Der Umgang mit Mutter Grün
Galerie Nordenhake is pleased to present Swedish artist Ann Böttcher's first solo exhibition at the gallery. She will be exhibiting a new series of drawings and collages, which continue her personal investigation into national identity's historically burdened relationship to the landscape. Her delicate, meticulous drawings leave an immediate aesthetic impression on the viewer. However, the research process behind her work reveals, upon closer inspection, a visual archaeology of the facts, myths, memories and values by which "culture" attempts to represent "nature".
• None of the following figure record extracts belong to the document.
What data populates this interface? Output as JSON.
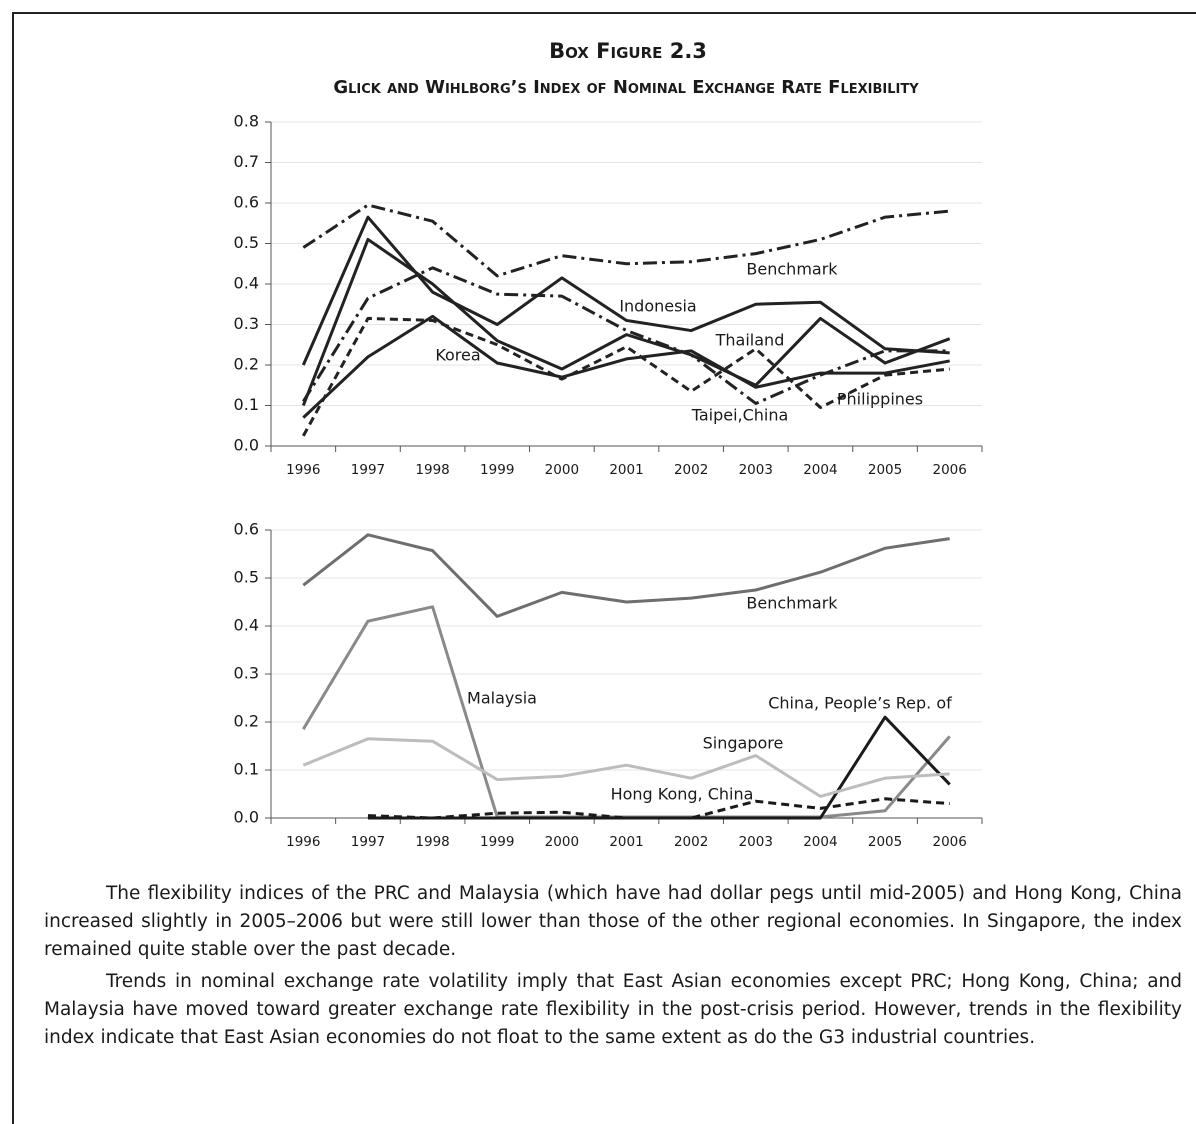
{
  "box_title": "Box Figure 2.3",
  "box_subtitle": "Glick and Wihlborg’s Index of Nominal Exchange Rate Flexibility",
  "chart_data": [
    {
      "type": "line",
      "categories": [
        "1996",
        "1997",
        "1998",
        "1999",
        "2000",
        "2001",
        "2002",
        "2003",
        "2004",
        "2005",
        "2006"
      ],
      "ylim": [
        0,
        0.8
      ],
      "yticks": [
        {
          "value": 0,
          "label": "0.0"
        },
        0.1,
        0.2,
        0.3,
        0.4,
        0.5,
        0.6,
        0.7,
        0.8
      ],
      "grid": true,
      "series": [
        {
          "name": "Benchmark",
          "color": "#222222",
          "dash": "14,5,3,5",
          "values": [
            0.49,
            0.595,
            0.555,
            0.42,
            0.47,
            0.45,
            0.455,
            0.475,
            0.51,
            0.565,
            0.58
          ]
        },
        {
          "name": "Indonesia",
          "color": "#222222",
          "values": [
            0.2,
            0.565,
            0.38,
            0.3,
            0.415,
            0.31,
            0.285,
            0.35,
            0.355,
            0.24,
            0.23
          ]
        },
        {
          "name": "Thailand",
          "color": "#222222",
          "values": [
            0.1,
            0.51,
            0.4,
            0.26,
            0.19,
            0.275,
            0.225,
            0.15,
            0.315,
            0.205,
            0.265
          ]
        },
        {
          "name": "Korea",
          "color": "#222222",
          "values": [
            0.07,
            0.22,
            0.32,
            0.205,
            0.17,
            0.215,
            0.235,
            0.145,
            0.18,
            0.18,
            0.21
          ]
        },
        {
          "name": "Taipei,China",
          "color": "#222222",
          "dash": "14,5,3,5",
          "values": [
            0.11,
            0.365,
            0.44,
            0.375,
            0.37,
            0.285,
            0.225,
            0.105,
            0.175,
            0.235,
            0.235
          ]
        },
        {
          "name": "Philippines",
          "color": "#222222",
          "dash": "8,5",
          "values": [
            0.025,
            0.315,
            0.31,
            0.25,
            0.165,
            0.245,
            0.135,
            0.24,
            0.095,
            0.175,
            0.19
          ]
        }
      ]
    },
    {
      "type": "line",
      "categories": [
        "1996",
        "1997",
        "1998",
        "1999",
        "2000",
        "2001",
        "2002",
        "2003",
        "2004",
        "2005",
        "2006"
      ],
      "ylim": [
        0,
        0.6
      ],
      "yticks": [
        {
          "value": 0,
          "label": "0.0"
        },
        0.1,
        0.2,
        0.3,
        0.4,
        0.5,
        0.6
      ],
      "grid": true,
      "series": [
        {
          "name": "Benchmark",
          "color": "#6e6e6e",
          "values": [
            0.485,
            0.59,
            0.557,
            0.42,
            0.47,
            0.45,
            0.458,
            0.475,
            0.512,
            0.562,
            0.582
          ]
        },
        {
          "name": "Malaysia",
          "color": "#8a8a8a",
          "values": [
            0.185,
            0.41,
            0.44,
            0.002,
            0.002,
            0.002,
            0.002,
            0.002,
            0.002,
            0.015,
            0.17
          ]
        },
        {
          "name": "China, People’s Rep. of",
          "color": "#1a1a1a",
          "values": [
            null,
            0,
            0,
            0,
            0,
            0,
            0,
            0,
            0,
            0.21,
            0.07
          ]
        },
        {
          "name": "Singapore",
          "color": "#bdbdbd",
          "values": [
            0.11,
            0.165,
            0.16,
            0.08,
            0.087,
            0.11,
            0.083,
            0.13,
            0.045,
            0.083,
            0.092
          ]
        },
        {
          "name": "Hong Kong, China",
          "color": "#1a1a1a",
          "dash": "8,5",
          "values": [
            null,
            0.005,
            0,
            0.01,
            0.012,
            0,
            0,
            0.035,
            0.02,
            0.04,
            0.03
          ]
        }
      ]
    }
  ],
  "paragraphs": [
    "The flexibility indices of the PRC and Malaysia (which have had dollar pegs until mid-2005) and Hong Kong, China increased slightly in 2005–2006 but were still lower than those of the other regional economies. In Singapore, the index remained quite stable over the past decade.",
    "Trends in nominal exchange rate volatility imply that East Asian economies except PRC; Hong Kong, China; and Malaysia have moved toward greater exchange rate flexibility in the post-crisis period. However, trends in the flexibility index indicate that East Asian economies do not float to the same extent as do the G3 industrial countries."
  ]
}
The current exhibition extends work Böttcher began in 2006 on Tacitus' account of the Battle of the Teutoburger Forest in 9 A.D, in which the Roman army lost to the German tribes led by Arminius (Hermann der Cherusker). Tacitus' description of the battle and the purity of the "people of Germany" served as the basis for successive waves of Romantic nationalism, for example, in the racial theories of the National Socialists, who saw Germania as the birth certificate of the German Volk, "as natural in its surroundings as the native trees and plants."
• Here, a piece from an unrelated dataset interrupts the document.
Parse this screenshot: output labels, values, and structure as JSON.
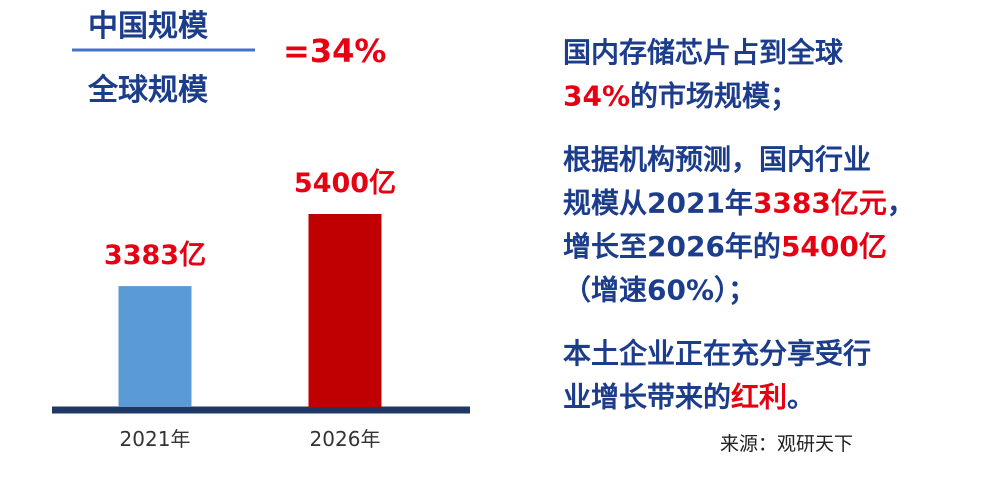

The title of Böttcher's series of collages and drawings refers to a book written in 1929 by Walther Schoenichen, under the full title of Der Umgang mit Mutter Grün: Ein Sünden- und Sittenbuch für Jedermann (In the Company of Mother Earth: An Everyman's Book of Vice and Virtue). Schoenichen was a German biologist and environmentalist, and also an early member of the NSDAP. Göring appointed him in 1942 as Director of the Reich Forest Ministry. Photogravures of selected pages from Schoenichen's book Urwaldwildnis in deutschen Landen (German Primeval Wilderness) will be displayed in the exhibition on a table under glass, interacting with Böttcher's rich collages of index cards, notes, quotations, and photographs that reflect on official Third Reich policy concerning its "woodland heritage". Slowly, an image of the forest emerges as a living monument to the German sensibility: its portrayed purity is a constructed projection of human imagination, an uncanny, abstract portrait of marching soldiers, standing tall and firm against the wind, in the form of stately spruces.
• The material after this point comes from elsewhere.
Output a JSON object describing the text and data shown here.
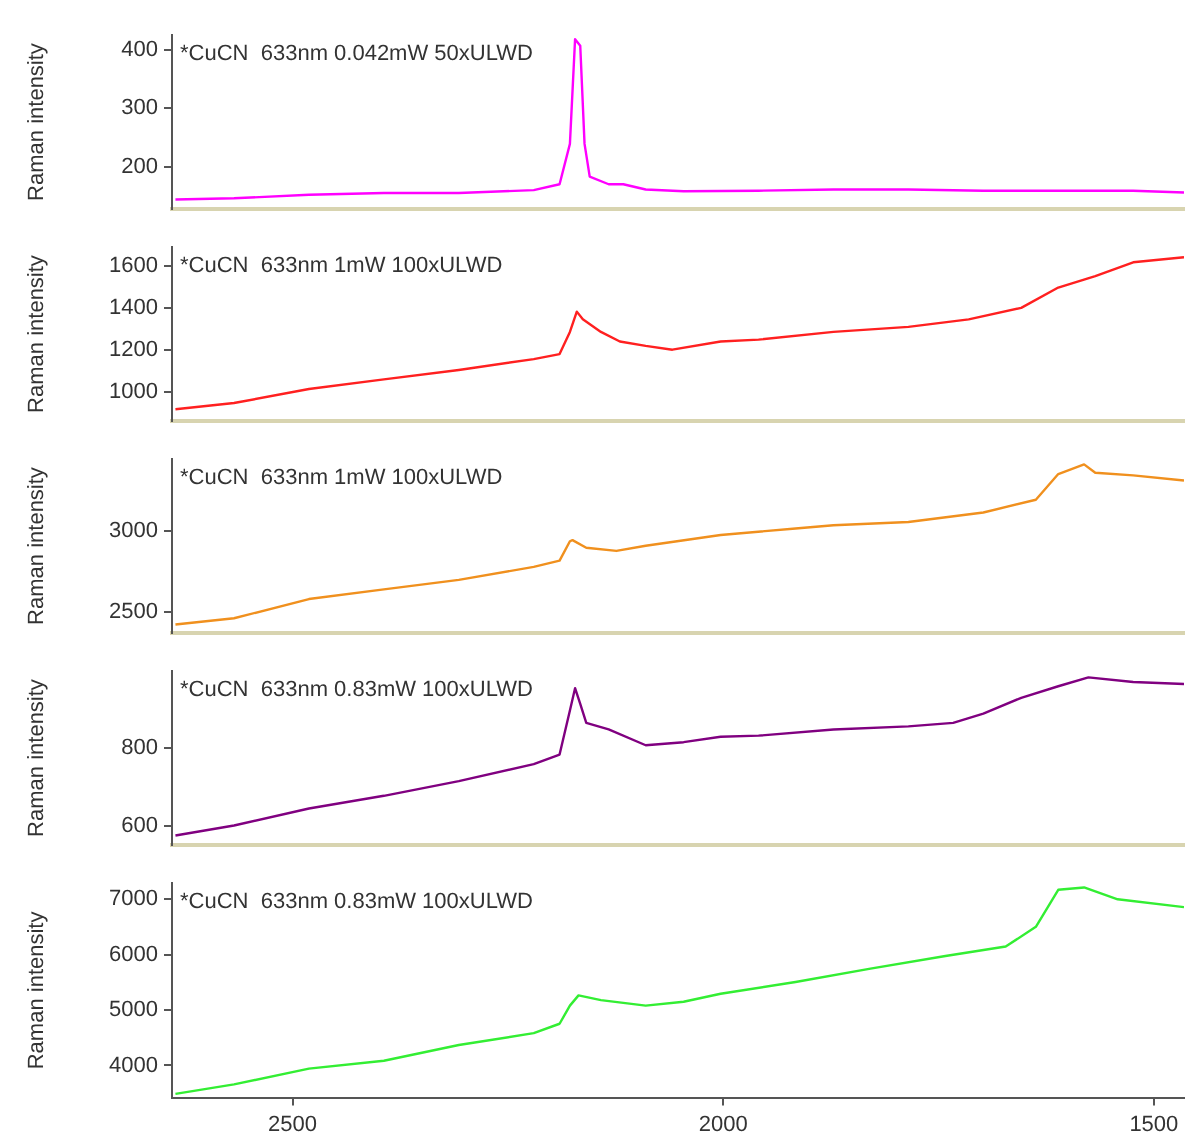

Böttcher presents an archive of national identity naturalized in the landscape through a variety of references - from the construction of the Autobahn as a platform upon which drivers can reflect on the "great wonder of nature", to Caspar David Friedrich's sublime landscapes in which the solitary genius finds his profound melancholia reciprocated by the environment. In a second work, comprised of seven drawings, Böttcher revisits Dürer's Pine Tree (1495-97), a watercolor study composed in his Nuremberg studio. This tree would faintly show up again in Dürer's landscape of St. Jerome in the Wilderness (1495), a Renaissance premonition of the enlightened individual fleeing to nature for solace. In each of her drawings, Böttcher maintains a tension between her source imagery, in which trees stand proud, upright, almost human, and her own revision. The trees are no longer able to bear the images projected onto them; their branches sink lower, giving up the burden of their past, as if they were allowed by Böttcher's hand to finally breathe a sigh of relief.